The lyrics are mostly about an on-again, off-again relationship I had a couple years back. They mostly deal with different phases of being in love, from the naive idealistic beginning of “Don’t Know Why” and “So In Love” to the kind of post-hurt, post-breakup feelings of “Boo Radley” and “Wishful Thinking.” The only two songs on the record that are not really about a romantic relationship are “Berlin” and “Me And Kenny.”
“Berlin” is a about the feeling I got of that whole city being topsy turvy, upside down, when I went there on tour with Weekends in 2012 and stayed up every night going out to bars and clubs until 11am and then slept til 5pm and did it again. It felt like a place with a lot of heavy history that everyone is constantly trying to get past, but it’s kind impossible. I actually heard someone whistling a part of this melody from another room, but then when I went out to ask my friend Claire what the song was, she said no one was whistling. It was pretty strange. That’s how I came up with the song and to this day I still don’t know if I really heard it or if it was just in my imagination.

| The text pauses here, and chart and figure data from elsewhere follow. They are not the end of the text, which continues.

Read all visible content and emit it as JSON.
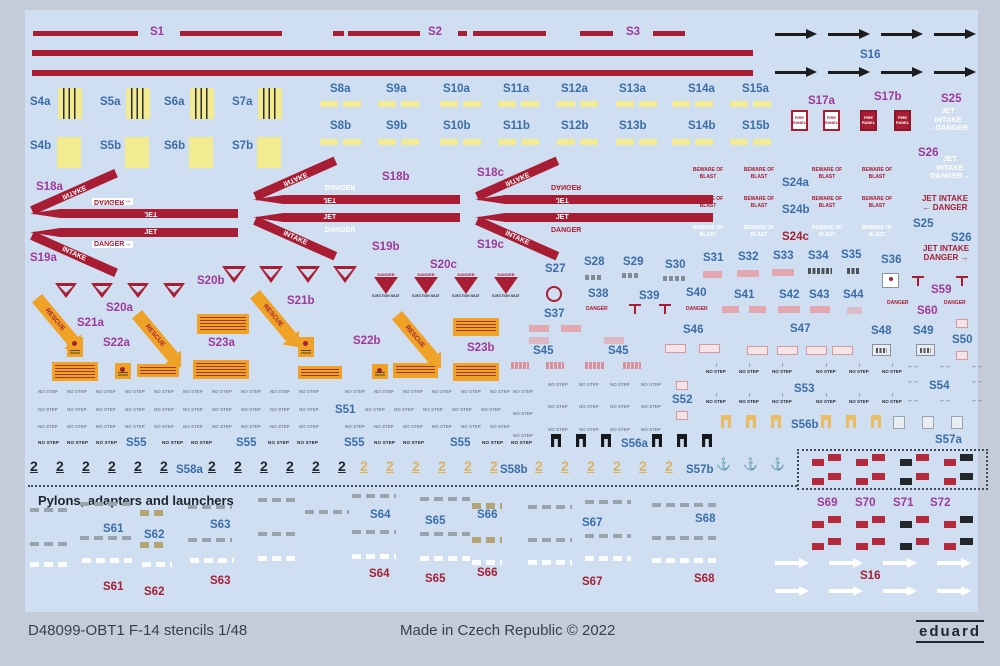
{
  "labels": {
    "s1": "S1",
    "s2": "S2",
    "s3": "S3",
    "s4a": "S4a",
    "s5a": "S5a",
    "s6a": "S6a",
    "s7a": "S7a",
    "s4b": "S4b",
    "s5b": "S5b",
    "s6b": "S6b",
    "s7b": "S7b",
    "s8a": "S8a",
    "s9a": "S9a",
    "s10a": "S10a",
    "s11a": "S11a",
    "s12a": "S12a",
    "s13a": "S13a",
    "s14a": "S14a",
    "s15a": "S15a",
    "s8b": "S8b",
    "s9b": "S9b",
    "s10b": "S10b",
    "s11b": "S11b",
    "s12b": "S12b",
    "s13b": "S13b",
    "s14b": "S14b",
    "s15b": "S15b",
    "s16": "S16",
    "s17a": "S17a",
    "s17b": "S17b",
    "s18a": "S18a",
    "s18b": "S18b",
    "s18c": "S18c",
    "s19a": "S19a",
    "s19b": "S19b",
    "s19c": "S19c",
    "s20a": "S20a",
    "s20b": "S20b",
    "s20c": "S20c",
    "s21a": "S21a",
    "s21b": "S21b",
    "s22a": "S22a",
    "s22b": "S22b",
    "s23a": "S23a",
    "s23b": "S23b",
    "s24a": "S24a",
    "s24b": "S24b",
    "s24c": "S24c",
    "s25": "S25",
    "s26": "S26",
    "s27": "S27",
    "s28": "S28",
    "s29": "S29",
    "s30": "S30",
    "s31": "S31",
    "s32": "S32",
    "s33": "S33",
    "s34": "S34",
    "s35": "S35",
    "s36": "S36",
    "s37": "S37",
    "s38": "S38",
    "s39": "S39",
    "s40": "S40",
    "s41": "S41",
    "s42": "S42",
    "s43": "S43",
    "s44": "S44",
    "s45": "S45",
    "s46": "S46",
    "s47": "S47",
    "s48": "S48",
    "s49": "S49",
    "s50": "S50",
    "s51": "S51",
    "s52": "S52",
    "s53": "S53",
    "s54": "S54",
    "s55": "S55",
    "s56a": "S56a",
    "s56b": "S56b",
    "s57a": "S57a",
    "s57b": "S57b",
    "s58a": "S58a",
    "s58b": "S58b",
    "s59": "S59",
    "s60": "S60",
    "s61": "S61",
    "s62": "S62",
    "s63": "S63",
    "s64": "S64",
    "s65": "S65",
    "s66": "S66",
    "s67": "S67",
    "s68": "S68",
    "s69": "S69",
    "s70": "S70",
    "s71": "S71",
    "s72": "S72"
  },
  "texts": {
    "fire_panel": "FIRE\nPANEL",
    "jet": "JET",
    "intake": "INTAKE",
    "danger": "DANGER",
    "danger_right": "DANGER→",
    "beware_of_blast": "BEWARE OF\nBLAST",
    "jid_w_left": "JET\nINTAKE\n←DANGER",
    "jid_w_right": "JET\nINTAKE\nDANGER→",
    "jid_r_left": "JET INTAKE\n← DANGER",
    "jid_r_right": "JET INTAKE\nDANGER →",
    "rescue": "RESCUE",
    "ejection_seat": "EJECTION SEAT",
    "no_step": "NO STEP",
    "two": "2",
    "dash_pair": "– –",
    "anchor_icon": "⚓"
  },
  "section": {
    "heading": "Pylons, adapters and launchers"
  },
  "footer": {
    "product_code": "D48099-OBT1 F-14 stencils 1/48",
    "made_in": "Made in Czech Republic © 2022",
    "brand": "eduard"
  },
  "colors": {
    "stripe_red": "#a81d33",
    "yellow": "#f2eb90",
    "orange": "#f0a227",
    "label_blue": "#3a6ea5",
    "label_magenta": "#9e3a96",
    "label_red": "#a32035",
    "sheet": "#cfdef1",
    "margin": "#c3ccd8"
  }
}
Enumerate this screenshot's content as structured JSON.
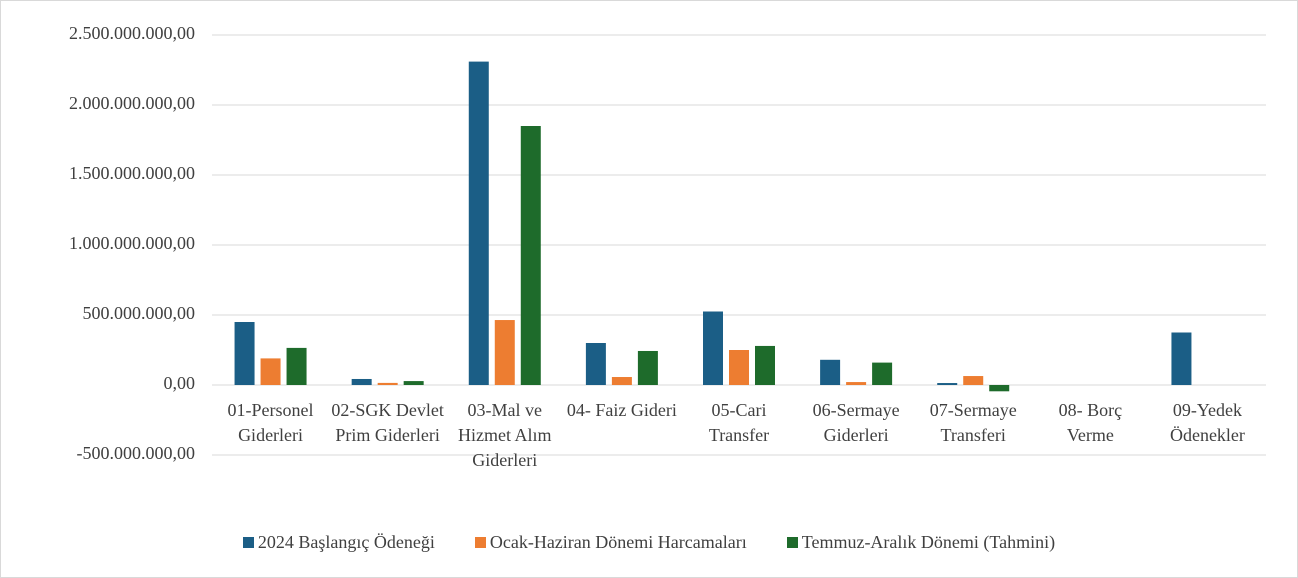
{
  "chart_data": {
    "type": "bar",
    "categories": [
      "01-Personel Giderleri",
      "02-SGK Devlet Prim Giderleri",
      "03-Mal ve Hizmet Alım Giderleri",
      "04- Faiz Gideri",
      "05-Cari Transfer",
      "06-Sermaye Giderleri",
      "07-Sermaye Transferi",
      "08- Borç Verme",
      "09-Yedek Ödenekler"
    ],
    "series": [
      {
        "name": "2024 Başlangıç Ödeneği",
        "color": "#1b5e86",
        "values": [
          450000000,
          43000000,
          2310000000,
          300000000,
          525000000,
          180000000,
          14000000,
          0,
          375000000
        ]
      },
      {
        "name": "Ocak-Haziran Dönemi Harcamaları",
        "color": "#ed7d31",
        "values": [
          190000000,
          15000000,
          464000000,
          57000000,
          250000000,
          21000000,
          64000000,
          0,
          0
        ]
      },
      {
        "name": "Temmuz-Aralık Dönemi (Tahmini)",
        "color": "#1e6b2b",
        "values": [
          265000000,
          28000000,
          1850000000,
          243000000,
          279000000,
          160000000,
          -45000000,
          0,
          0
        ]
      }
    ],
    "ylim": [
      -500000000,
      2500000000
    ],
    "yticks": [
      {
        "value": -500000000,
        "label": "-500.000.000,00"
      },
      {
        "value": 0,
        "label": "0,00"
      },
      {
        "value": 500000000,
        "label": "500.000.000,00"
      },
      {
        "value": 1000000000,
        "label": "1.000.000.000,00"
      },
      {
        "value": 1500000000,
        "label": "1.500.000.000,00"
      },
      {
        "value": 2000000000,
        "label": "2.000.000.000,00"
      },
      {
        "value": 2500000000,
        "label": "2.500.000.000,00"
      }
    ],
    "grid": true,
    "legend": "bottom"
  }
}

“Me And Kenny” is about a guy who would come into the bar where I used to work at in Baltimore called 1919, and there were many nights in there were it would be just me and him in there. And we would watch YouTube videos together of The Stranglers, Link Wray, Cab Calloway or Hank Williams, he was kind of in love with the way things used to be. He would have a tab on the wall that I would add to when he didn’t have the money to pay for drinks, and he once told me this story of how him and his dad had a falling out and he hadn’t seen his parents in years. It was just this overwhelming feeling of the friendship that we had; many nights I would give him a ride home after the bar closed, and we would walk to the car parked a block away in silence. I think his story is kind of emblematic of a certain American tragic story; the blue collar factory worker who got laid off and can’t cope with the society is changing all around him, and here he was in my bar and I knew him and got to romanticize him into something bigger, and kind of give him this triumphant ending with Hollywood strings.
How did your health issues influence your music and this album in particular?
Umm… well I had a pneumothorax (a hole in my lung) in 2011, and that actually derailed a Weekends european tour, and being in the hospital kind of got me thinking that I would also like to make my own solo records, that were more in the style of the songs that I was writing since I was a kid; like more direct pop songs with clear lyrics. So when I got out of the hospital, I booked studio time with Chris Freeland, and the earliest songs on Still Life date from this time period. So the initial push to be a solo artist in the first place stems from this time in the hospital and realizing that if I have any ambitions I have to pursue them right away, because I don’t know how much time I have here.
Any plans to hit the road?
I’m planning on playing a bunch of shows in the US in the summer 2016, and right now I’m booking shows in Europe for the spring. We’re planning a record release show for Amsterdam in February.
What else is happening next in Adam Lempel´s world?
Well I’m currently in school in the Netherlands pursuing a masters in music design at HKU. I’ve been recording some new songs with my classmate and producer Friso Hoekstra. I’m hoping to have the next record done by the end of the year. Don’t freak out but it’s gonna be even more pop. Also working on a dance/music performance with the choreographer Mao Nakagawa that will be performed in April at de Theaterschool in Amsterdam.